Hundreds of people today marched out of a Greek transit camp, hiked for hours along muddy paths, and forded a rain-swollen river to get around a border fence and cross into Macedonia.

Authorities said they were detained after they crossed the border.

A Macedonian police spokeswoman said the several hundred migrants who had crossed into Macedonia would be sent back to Greece.

A Reuters photographer put the number who crossed as high as 2,000.

About 30 journalists, including a Reuters photographer, who followed the migrants were also detained, witnesses said.

Earlier, Macedonian police said three migrants - two men and a woman - had drowned crossing a river near the Greek border that had been swollen by heavy rain.

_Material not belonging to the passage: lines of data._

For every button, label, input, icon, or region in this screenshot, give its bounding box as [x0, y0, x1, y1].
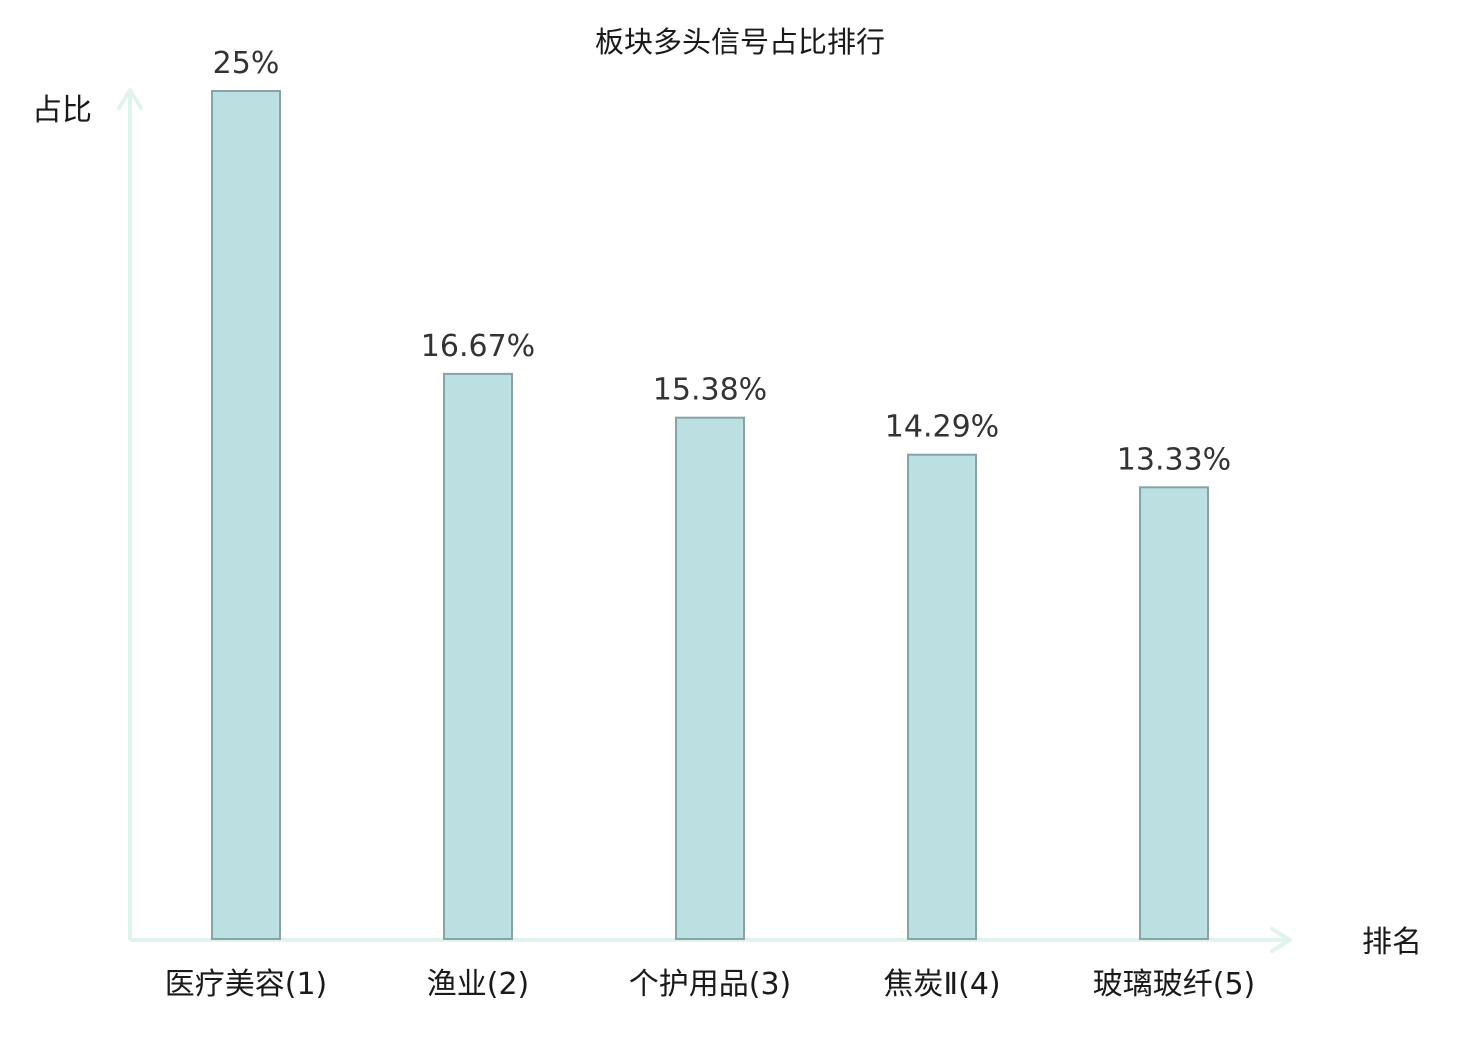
- bar-value-label-5: 13.33%: [1117, 442, 1231, 477]
- bar-5: [1139, 486, 1209, 940]
- category-label-5: 玻璃玻纤(5): [1093, 967, 1256, 1002]
- bar-value-label-3: 15.38%: [653, 373, 767, 408]
- category-label-1: 医疗美容(1): [165, 967, 328, 1002]
- x-axis-arrow-icon: [1270, 927, 1292, 953]
- y-axis-label: 占比: [32, 93, 92, 128]
- bar-2: [443, 372, 513, 941]
- bar-3: [675, 416, 745, 940]
- y-axis-arrow-icon: [117, 88, 143, 110]
- bar-4: [907, 453, 977, 940]
- x-axis-label: 排名: [1362, 925, 1422, 960]
- chart-title: 板块多头信号占比排行: [595, 25, 885, 59]
- category-label-2: 渔业(2): [427, 967, 530, 1002]
- bar-value-label-2: 16.67%: [421, 329, 535, 364]
- bar-1: [211, 90, 281, 940]
- category-label-3: 个护用品(3): [629, 967, 792, 1002]
- bar-value-label-1: 25%: [213, 46, 280, 81]
- category-label-4: 焦炭Ⅱ(4): [883, 967, 1000, 1002]
- bars-group: 25% 医疗美容(1) 16.67% 渔业(2) 15.38% 个护用品(3) 14.29%…: [165, 46, 1256, 1002]
- bar-value-label-4: 14.29%: [885, 410, 999, 445]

The crossing put the migrant issue back in the spotlight days before leaders from the European Union and Turkey are due to meet again to seal an agreement intended to keep migrants in Turkey from moving to Europe through Greece.

At least 12,000 people, including thousands of children, have been stranded in a sprawling tent city in northern Greece, their path to the EU blocked after Macedonia and other nations along the so-called Western Balkan route closed their borders.

Over 1,000 people streamed out of the camp, searching for a way around the twin border fences Macedonia built to keep them out.

A second group of migrants, many of them from war zones in Syria and Iraq, later followed them.

Heading west along muddy paths, the migrants, wrapped in coats and hats, carried their belongings in rucksacks and bags.

Many were children, some walking, others riding in strollers. Some made victory signs as they walked.

When they reached a river, they stretched a rope across it and formed a human chain to cross. They carried children across on their shoulders.

Once over the river, the migrants walked along the border fence until they found the point where it ended in mountainous country.

But after they crossed the border, Macedonian soldiers rounded them up and put the migrants in army trucks.

"We are taking measures to return the group to Greece," the Macedonian police spokeswoman said.

Petros Tanos, a police spokesman in northern Greece, said police were investigating media reports that leaflets had circulated in the Idomeni camp urging migrants to march today.

"We do not know who produced it ... nor how they found the ropes yet," he said, referring to the ropes used to cross the river.

Babar Baloch, regional spokesman for UN refugee agency UNHCR, said conditions in the Idomeni camp were difficult after days of heavy rain.

"This is not a proper camp. People are exhausted, tired and running out of patience," he said.